PCP (Pneumocystis Carinii Pneumonia) Chest infection in transplant patients.
Background – over the last two or three years, there has been an increase in the number of kidney transplant patients, and other transplant patients, who have been infected with PCP.
This opportunistic pathogen natural habitat is the lung.
In immuno-suppressed transplant patients it may produce serious lung infection.
The outbreaks have been noted in transplant units worldwide, and in Australia, particularly in transplant units at Westmead, Royal Prince Alfred Hospitals in NSW, but also in hospitals in Brisbane (Princess Alexandra Hospital), Melbourne (St Vincents Hospital) and also South Australia.
Experience in Canberra
There have been four Canberra kidney transplant patients in the last two and a half years who have suffered PCP infection.

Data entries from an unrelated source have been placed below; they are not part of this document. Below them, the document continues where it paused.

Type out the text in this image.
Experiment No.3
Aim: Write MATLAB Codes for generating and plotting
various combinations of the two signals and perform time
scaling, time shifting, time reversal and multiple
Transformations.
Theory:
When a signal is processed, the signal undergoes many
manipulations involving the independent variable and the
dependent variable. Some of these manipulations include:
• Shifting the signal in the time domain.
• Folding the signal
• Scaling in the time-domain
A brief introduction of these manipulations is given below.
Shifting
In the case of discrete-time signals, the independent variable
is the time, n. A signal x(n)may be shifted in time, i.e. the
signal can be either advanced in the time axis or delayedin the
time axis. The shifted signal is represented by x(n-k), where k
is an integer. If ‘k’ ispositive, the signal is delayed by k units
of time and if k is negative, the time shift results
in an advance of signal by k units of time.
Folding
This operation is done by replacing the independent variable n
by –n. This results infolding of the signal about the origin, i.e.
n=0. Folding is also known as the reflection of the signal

These patients attend The Canberra Hospital Transplant Unit Out-Patients. The common denominator seems to be contracting the illness when attending large out-patient clinics of sick renal patients, particularly patients who have had organ transplantation. Close proximity allows transmission from a carrier.
My fellow five Physicians and myself have discussed this issue.
The hospital Physicians (Staff Doctors) plan to offer prophylaxis treatment to all of their kidney transplant patients in Canberra. These patients attend The Canberra Hospital Out-Patients Clinic, and therefore would seem to be at risk.
My patients are in a different situation!
When you attend for review you are not in a crowded waiting room, and rarely exposed to a risk of infection.
My clinics are not associated with a large group of transplant patients congregating in the waiting room. This makes transmission much less likely.
Why not give kidney transplant patient Bactrim prophylaxis?
There is an argument that all transplant patients should go on Bactrim prophylaxis. However, as indicated , the chances of contracting PCP not attending the hospital out-patients clinic is not great. Bactrim may have it’s own problems. Patient’s whose kidney transplant creatinine is > 200 are likely to have worsening kindey function. There are also issues of Bactrim allergy. Alternatives could be Dapsone or Pentamidine, but these also have their own intrinsic problems and are not as effective anyway.
What to do?
I have not prescribed Bactrim propylaxis to all of my patients who have had a kidney or kidney/pancreas transplant, but only those who may have to attend a public hospital out-patients clinic. This could either be in Canberra or anywhere in Australia.Over the last six months this program has been very effective and none of my clinic patients have had PCP.
The incubation period for PCP is very long (six months), so it is very important that prophylaxis occurs well before exposure. Bactrim prophylaxis has been shown to be excellent.
The Transplant Society of Australia and New Zealand has published guidelines and my clinic is using a different approach.
If you disagree with the approach of not being given prophylaxis, and prefer to have continual prophylaxis because of the knowledge that transplant patients around Australia are contracting PCP, then let me know and I will send you an authority script for Bactrim which will last for about a year. You would be taking one Bactrim every second day.
If you agree with my proposition that we do not give prophylaxis to every transplant patient because of its risks, then you would need to let me know if you have to attend a public hospital out-patients clinic, particularly if this involves transplant patients, and in advance I will send you a script for Bactrim to be taken before you go to the transplant clinic and a week afterwards.
Bactrim prophylaxis is extremely effective in preventing PCP. It is important the medication is taken before exposure, as the incubation period for PCP is very long (often up to six months).